第83章 消散 (1/2)
消散
顾星河睁开眼睛的时候,沈客欢正看着他。
他想说点什么,但是意识在晃动,像站在悬崖边上,脚下的土正在一块一块往下掉。他拼命想稳住那些记忆,想锁住那扇门,但他太累了。那些画面不受控制地涌出来,像决堤的水,怎么都挡不住。
沈客欢伸出手,轻轻握住他的手。
顾南风离开沈西洲之后,一路南行。枪炮声越来越近,难民越来越多,路越来越难走。他跟着队伍穿过一个又一个被战火烧焦的村庄,脚下的黄土被血浸成了暗褐色。有时候连夜赶路,脚上磨出血泡,第二天照旧走。
他在一个小镇上捡了一个孩子。那孩子蜷在墙角,浑身是伤,烧得意识模糊,嘴里喊的是“爸爸”。顾南风蹲下去,把孩子抱起来,孩子的手紧紧攥着他的衣领,怎么都不肯松开。

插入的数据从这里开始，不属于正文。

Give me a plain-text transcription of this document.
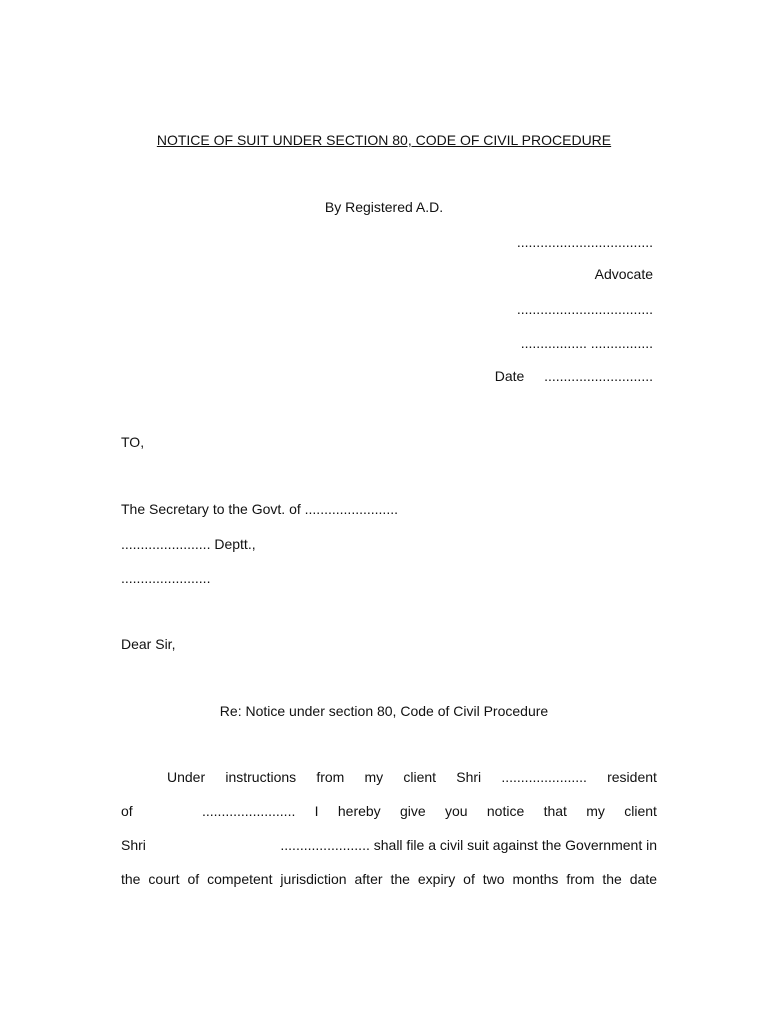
NOTICE OF SUIT UNDER SECTION 80, CODE OF CIVIL PROCEDURE
By Registered A.D.
...................................
Advocate
...................................
................. ................
Date ............................
TO,
The Secretary to the Govt. of ........................
....................... Deptt.,
.......................
Dear Sir,
Re: Notice under section 80, Code of Civil Procedure
Under instructions from my client Shri ...................... resident
of	........................ I hereby give you notice that my client
Shri	....................... shall file a civil suit against the Government in
the court of competent jurisdiction after the expiry of two months from the date
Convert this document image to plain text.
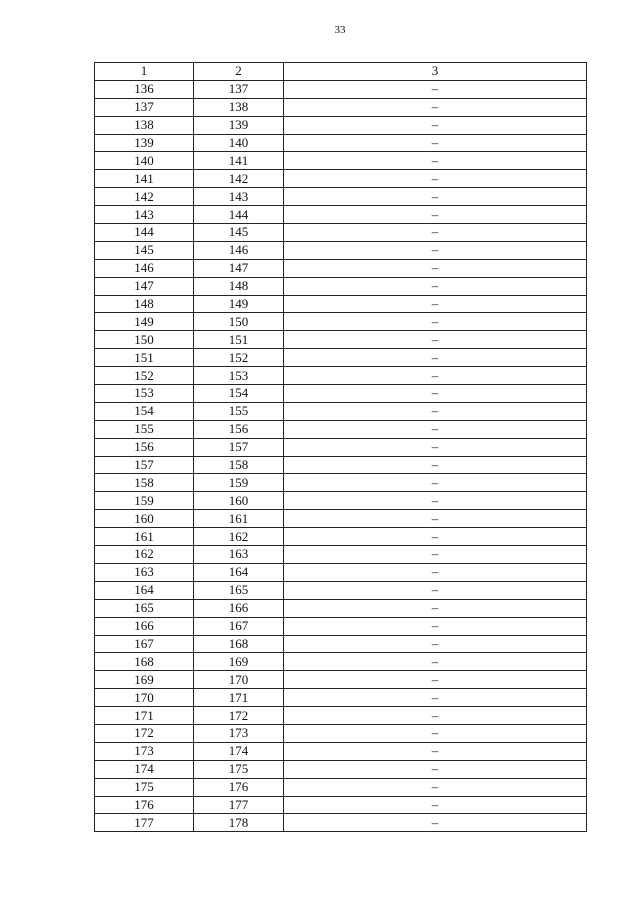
33
1	2	3
136	137	–
137	138	–
138	139	–
139	140	–
140	141	–
141	142	–
142	143	–
143	144	–
144	145	–
145	146	–
146	147	–
147	148	–
148	149	–
149	150	–
150	151	–
151	152	–
152	153	–
153	154	–
154	155	–
155	156	–
156	157	–
157	158	–
158	159	–
159	160	–
160	161	–
161	162	–
162	163	–
163	164	–
164	165	–
165	166	–
166	167	–
167	168	–
168	169	–
169	170	–
170	171	–
171	172	–
172	173	–
173	174	–
174	175	–
175	176	–
176	177	–
177	178	–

他把孩子养在身边,教他认字,教他道理。孩子很乖,从不问“我们从哪里来”,也从不问“我们要去哪里”。只是有时候夜里醒来,会悄悄爬到顾南风身边,把脸埋在他怀里,闷闷地说一声:“爹爹,我做噩梦了。”
顾南风轻轻拍着他的背,说:“梦都是假的。”
话是说给孩子听的,也是说给自己听的。
一天晚上,他们艰难地打赢了一仗,顾南风倚在满是弹孔的墙边休息,浑身每一块骨头都在疼。

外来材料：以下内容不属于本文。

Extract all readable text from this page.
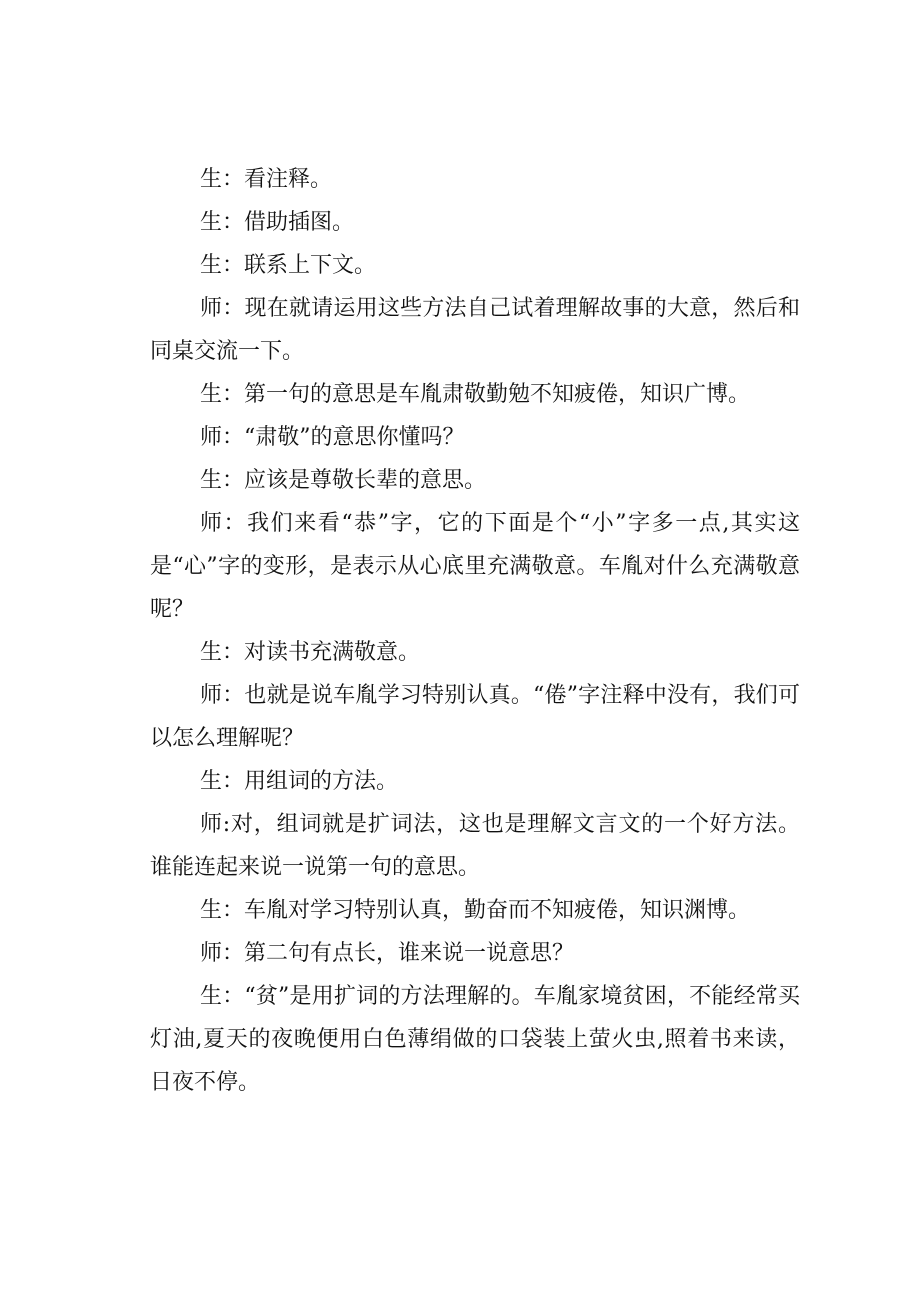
生：看注释。

生：借助插图。

生：联系上下文。

师：现在就请运用这些方法自己试着理解故事的大意，然后和同桌交流一下。

生：第一句的意思是车胤肃敬勤勉不知疲倦，知识广博。

师：“肃敬”的意思你懂吗？

生：应该是尊敬长辈的意思。

师：我们来看“恭”字，它的下面是个“小”字多一点,其实这是“心”字的变形，是表示从心底里充满敬意。车胤对什么充满敬意呢？

生：对读书充满敬意。

师：也就是说车胤学习特别认真。“倦”字注释中没有，我们可以怎么理解呢？

生：用组词的方法。

师:对，组词就是扩词法，这也是理解文言文的一个好方法。谁能连起来说一说第一句的意思。

生：车胤对学习特别认真，勤奋而不知疲倦，知识渊博。

师：第二句有点长，谁来说一说意思？

生：“贫”是用扩词的方法理解的。车胤家境贫困，不能经常买灯油,夏天的夜晚便用白色薄绢做的口袋装上萤火虫,照着书来读，日夜不停。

孩子跑过来,灰扑扑的脸上全是汗,问他:“爹爹,你在干什么?”
“在看月亮。”
孩子也擡头看,月亮很圆,银白色的光洒在废墟上,把那些断壁残垣照得像一座座沉默的墓碑。
顾南风想,沈西洲此刻能看见月亮吗?也是这么圆吗?
后来战事越来越紧,顾南风跟着队伍辗转各地。他不拿枪,只是做些文书和联系的工作。偶尔路过市镇,看见照相馆的橱窗里摆着老照片,他会停下来看一会儿。
孩子问他:“爹爹,你在看什么?”
“一个很好的人。”
“那他现在在哪儿?”
顾南风没有回答。
他不能再想了。再想下去,他就走不动了。
最后一次见到藤原新,是在一个南方的小城。那座城已经被炮火削去了一半,剩下的半截废墟在风中摇摇欲坠。顾南风是被押进来的,双手绑在身后,脸上有血,腿也伤了一处,走得一瘸一拐。
藤原新的军靴踩在碎砖上,发出咯吱咯吱的声响。他坐在那把椅子上,居高临下地看着顾南风,像看一件终于落网的猎物。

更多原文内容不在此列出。